Remarque. Ce phénomène du dégagement anticipé de l'âme est très fréquent ; avant de mourir beaucoup de personnes entrevoient le monde des Esprits ; c'est sans doute afin d'adoucir par l'espérance les regrets de quitter la vie. Mais l'Esprit ajoute que ses yeux se sont voilés pendant la séparation ; c'est en effet ce qui a toujours lieu ; à ce moment, l'Esprit perdant la conscience de lui-même, n'est jamais témoin du dernier soupir de son corps, et la séparation s'opère sans qu'il s'en doute. Les convulsions même de l'agonie sont un effet purement physique dont l'Esprit n'éprouve presque jamais la sensation ; nous disons presque, parce qu'il peut arriver que ces dernières douleurs lui soient infligées comme châtiment.

8. Comment se fait-il que vos souvenirs d'enfance semblaient vous revenir de préférence ? - R. Parce que le commencement est plus rapproché de la fin que ne l'est le milieu de la vie.

9. Comment l'entendez-vous ? - R. C'est-à-dire que les mourants se souviennent et voient, comme dans un mirage de consolation, les jeunes et pures années.

Remarque. C'est probablement par un motif providentiel semblable que les vieillards, à mesure qu'ils approchent du terme de la vie, ont quelquefois un souvenir si précis des moindres détails de leurs premières années.

10. Pourquoi, en parlant de votre corps, parliez-vous toujours à la troisième personne ? - R. Parce que j'étais voyant, je vous l'ai dit, et que je sentais nettement les différences qui existent entre le physique et le moral ; ces différences, reliées entre elles par le fluide de vie, deviennent très tranchées aux yeux des mourants clairvoyants.

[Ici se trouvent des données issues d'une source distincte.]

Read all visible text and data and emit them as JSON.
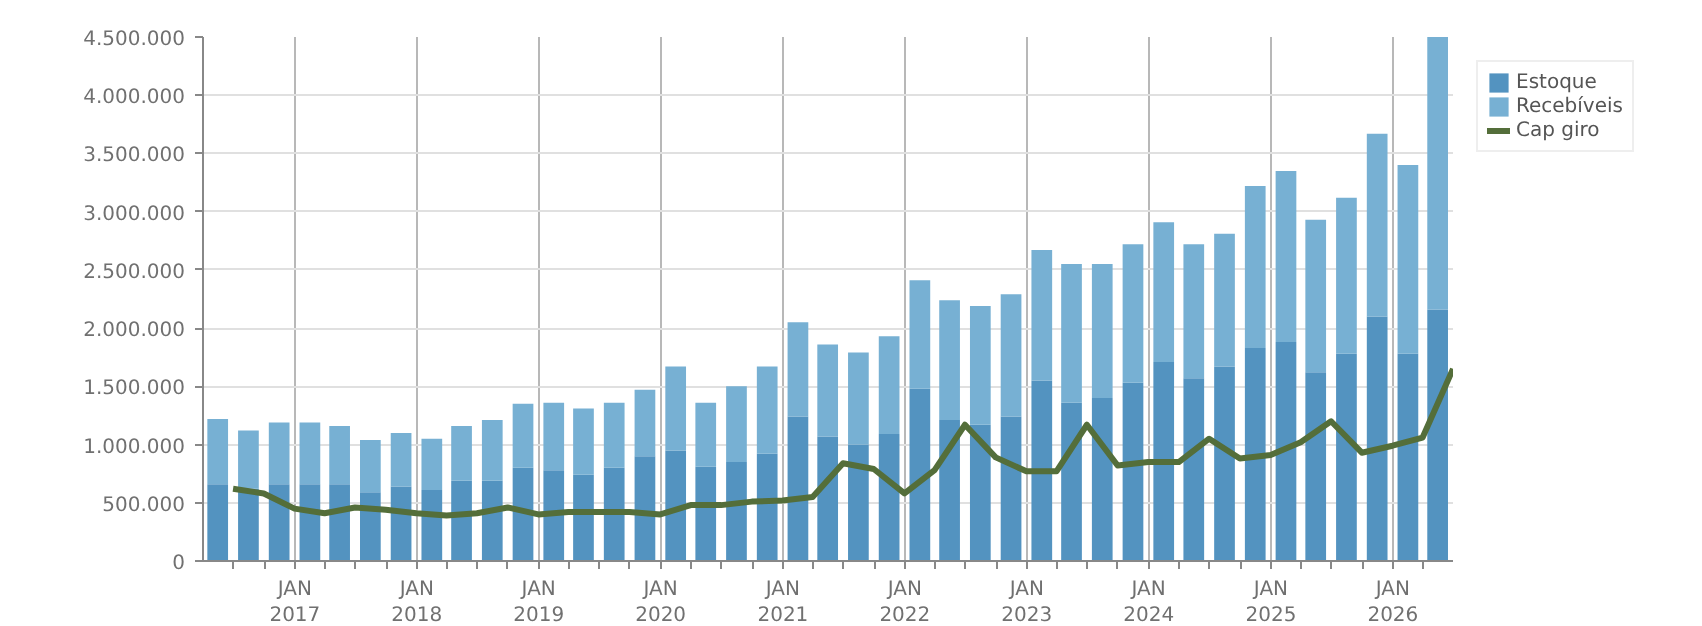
{
  "chart_data": {
    "type": "bar",
    "stacked": true,
    "x": [
      "2016-05-15",
      "2016-08-15",
      "2016-11-15",
      "2017-02-15",
      "2017-05-15",
      "2017-08-15",
      "2017-11-15",
      "2018-02-15",
      "2018-05-15",
      "2018-08-15",
      "2018-11-15",
      "2019-02-15",
      "2019-05-15",
      "2019-08-15",
      "2019-11-15",
      "2020-02-15",
      "2020-05-15",
      "2020-08-15",
      "2020-11-15",
      "2021-02-15",
      "2021-05-15",
      "2021-08-15",
      "2021-11-15",
      "2022-02-15",
      "2022-05-15",
      "2022-08-15",
      "2022-11-15",
      "2023-02-15",
      "2023-05-15",
      "2023-08-15",
      "2023-11-15",
      "2024-02-15",
      "2024-05-15",
      "2024-08-15",
      "2024-11-15",
      "2025-02-15",
      "2025-05-15",
      "2025-08-15",
      "2025-11-15",
      "2026-02-15",
      "2026-05-15"
    ],
    "series": [
      {
        "name": "Estoque",
        "color": "#5393c0",
        "values": [
          660000,
          620000,
          660000,
          660000,
          660000,
          590000,
          640000,
          610000,
          690000,
          690000,
          800000,
          780000,
          740000,
          800000,
          900000,
          950000,
          810000,
          850000,
          920000,
          1240000,
          1070000,
          1000000,
          1090000,
          1480000,
          1210000,
          1170000,
          1240000,
          1550000,
          1360000,
          1400000,
          1530000,
          1710000,
          1570000,
          1670000,
          1830000,
          1880000,
          1620000,
          1780000,
          2100000,
          1780000,
          2160000
        ]
      },
      {
        "name": "Recebíveis",
        "color": "#77b0d3",
        "values": [
          560000,
          500000,
          530000,
          530000,
          500000,
          450000,
          460000,
          440000,
          470000,
          520000,
          550000,
          580000,
          570000,
          560000,
          570000,
          720000,
          550000,
          650000,
          750000,
          810000,
          790000,
          790000,
          840000,
          930000,
          1030000,
          1020000,
          1050000,
          1120000,
          1190000,
          1150000,
          1190000,
          1200000,
          1150000,
          1140000,
          1390000,
          1470000,
          1310000,
          1340000,
          1570000,
          1620000,
          2340000
        ]
      },
      {
        "name": "Cap giro",
        "type": "line",
        "color": "#546e3a",
        "x": [
          "2016-06-30",
          "2016-09-30",
          "2016-12-31",
          "2017-03-31",
          "2017-06-30",
          "2017-09-30",
          "2017-12-31",
          "2018-03-31",
          "2018-06-30",
          "2018-09-30",
          "2018-12-31",
          "2019-03-31",
          "2019-06-30",
          "2019-09-30",
          "2019-12-31",
          "2020-03-31",
          "2020-06-30",
          "2020-09-30",
          "2020-12-31",
          "2021-03-31",
          "2021-06-30",
          "2021-09-30",
          "2021-12-31",
          "2022-03-31",
          "2022-06-30",
          "2022-09-30",
          "2022-12-31",
          "2023-03-31",
          "2023-06-30",
          "2023-09-30",
          "2023-12-31",
          "2024-03-31",
          "2024-06-30",
          "2024-09-30",
          "2024-12-31",
          "2025-03-31",
          "2025-06-30",
          "2025-09-30",
          "2025-12-31",
          "2026-03-31",
          "2026-06-30"
        ],
        "values": [
          620000,
          580000,
          450000,
          410000,
          460000,
          440000,
          410000,
          390000,
          410000,
          460000,
          400000,
          420000,
          420000,
          420000,
          400000,
          480000,
          480000,
          510000,
          520000,
          550000,
          840000,
          790000,
          580000,
          780000,
          1170000,
          890000,
          770000,
          770000,
          1170000,
          820000,
          850000,
          850000,
          1050000,
          880000,
          910000,
          1020000,
          1200000,
          930000,
          990000,
          1060000,
          1650000
        ]
      }
    ],
    "xlim": [
      "2016-04-01",
      "2026-06-30"
    ],
    "xticks": [
      {
        "value": "2016-07-01",
        "label": null
      },
      {
        "value": "2016-10-01",
        "label": null
      },
      {
        "value": "2017-01-01",
        "label": "JAN\n2017"
      },
      {
        "value": "2017-04-01",
        "label": null
      },
      {
        "value": "2017-07-01",
        "label": null
      },
      {
        "value": "2017-10-01",
        "label": null
      },
      {
        "value": "2018-01-01",
        "label": "JAN\n2018"
      },
      {
        "value": "2018-04-01",
        "label": null
      },
      {
        "value": "2018-07-01",
        "label": null
      },
      {
        "value": "2018-10-01",
        "label": null
      },
      {
        "value": "2019-01-01",
        "label": "JAN\n2019"
      },
      {
        "value": "2019-04-01",
        "label": null
      },
      {
        "value": "2019-07-01",
        "label": null
      },
      {
        "value": "2019-10-01",
        "label": null
      },
      {
        "value": "2020-01-01",
        "label": "JAN\n2020"
      },
      {
        "value": "2020-04-01",
        "label": null
      },
      {
        "value": "2020-07-01",
        "label": null
      },
      {
        "value": "2020-10-01",
        "label": null
      },
      {
        "value": "2021-01-01",
        "label": "JAN\n2021"
      },
      {
        "value": "2021-04-01",
        "label": null
      },
      {
        "value": "2021-07-01",
        "label": null
      },
      {
        "value": "2021-10-01",
        "label": null
      },
      {
        "value": "2022-01-01",
        "label": "JAN\n2022"
      },
      {
        "value": "2022-04-01",
        "label": null
      },
      {
        "value": "2022-07-01",
        "label": null
      },
      {
        "value": "2022-10-01",
        "label": null
      },
      {
        "value": "2023-01-01",
        "label": "JAN\n2023"
      },
      {
        "value": "2023-04-01",
        "label": null
      },
      {
        "value": "2023-07-01",
        "label": null
      },
      {
        "value": "2023-10-01",
        "label": null
      },
      {
        "value": "2024-01-01",
        "label": "JAN\n2024"
      },
      {
        "value": "2024-04-01",
        "label": null
      },
      {
        "value": "2024-07-01",
        "label": null
      },
      {
        "value": "2024-10-01",
        "label": null
      },
      {
        "value": "2025-01-01",
        "label": "JAN\n2025"
      },
      {
        "value": "2025-04-01",
        "label": null
      },
      {
        "value": "2025-07-01",
        "label": null
      },
      {
        "value": "2025-10-01",
        "label": null
      },
      {
        "value": "2026-01-01",
        "label": "JAN\n2026"
      },
      {
        "value": "2026-04-01",
        "label": null
      }
    ],
    "ylim": [
      0,
      4500000
    ],
    "yticks": [
      {
        "value": 0,
        "label": "0"
      },
      {
        "value": 500000,
        "label": "500.000"
      },
      {
        "value": 1000000,
        "label": "1.000.000"
      },
      {
        "value": 1500000,
        "label": "1.500.000"
      },
      {
        "value": 2000000,
        "label": "2.000.000"
      },
      {
        "value": 2500000,
        "label": "2.500.000"
      },
      {
        "value": 3000000,
        "label": "3.000.000"
      },
      {
        "value": 3500000,
        "label": "3.500.000"
      },
      {
        "value": 4000000,
        "label": "4.000.000"
      },
      {
        "value": 4500000,
        "label": "4.500.000"
      }
    ],
    "grid": true,
    "legend": "top right",
    "marker": "none",
    "line_style": "solid"
  }
}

Remarque. C'est là une particularité singulière qu'a présentée la mort de ce monsieur. Dans ses derniers moments il disait toujours : Il a soif, il faut lui donner à boire ; il a froid, il faut le réchauffer ; il souffre à tel endroit, etc. Et quand on lui disait : Mais c'est vous qui avez soif, il répondait : Non, c'est lui. Ici se dessinent parfaitement les deux existences ; le moi pensant est dans l'Esprit et non dans le corps ; l'Esprit, déjà en partie dégagé, considérait son corps comme une autre individualité qui n'était pas lui a proprement parler ; c'était donc à son corps qu'il fallait donner à boire et non à lui Esprit.

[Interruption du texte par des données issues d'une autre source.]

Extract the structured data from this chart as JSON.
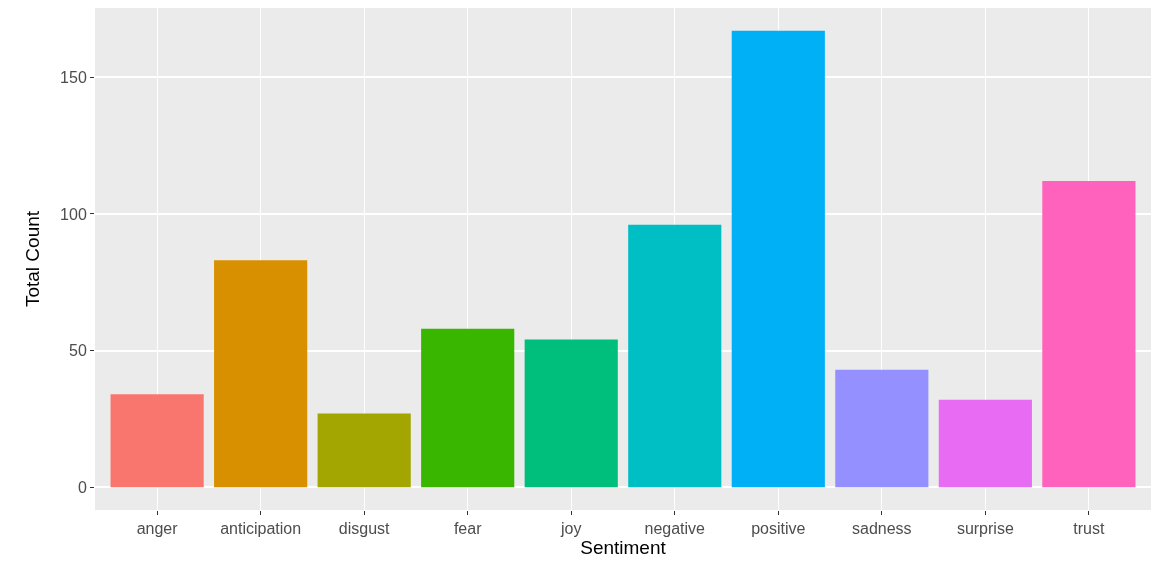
{
  "chart_data": {
    "type": "bar",
    "xlabel": "Sentiment",
    "ylabel": "Total Count",
    "categories": [
      "anger",
      "anticipation",
      "disgust",
      "fear",
      "joy",
      "negative",
      "positive",
      "sadness",
      "surprise",
      "trust"
    ],
    "values": [
      34,
      83,
      27,
      58,
      54,
      96,
      167,
      43,
      32,
      112
    ],
    "colors": [
      "#f8766d",
      "#d89000",
      "#a3a500",
      "#39b600",
      "#00bf7d",
      "#00bfc4",
      "#00b0f6",
      "#9590ff",
      "#e76bf3",
      "#ff62bc"
    ],
    "ylim": [
      -8.35,
      175.35
    ],
    "yticks": [
      0,
      50,
      100,
      150
    ],
    "grid": true
  }
}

11. Ce que vous avez dit de votre état errant, et de la durée de votre trouble, porterait à croire que vous n'êtes pas très heureux, et cependant vos qualités devraient faire supposer le contraire. Il y a d'ailleurs des Esprits errants qui sont très heureux, comme il y en a de très malheureux. - R. Je suis dans un état transitoire ; les vertus humaines acquièrent ici leur véritable prix. Sans doute mon état est mille fois préférable à celui de l'incarnation terrestre, mais j'ai toujours porté en moi les aspirations du vrai bien et du vrai beau, et mon âme ne sera rassasiée que lorsqu'elle volera aux pieds de son créateur.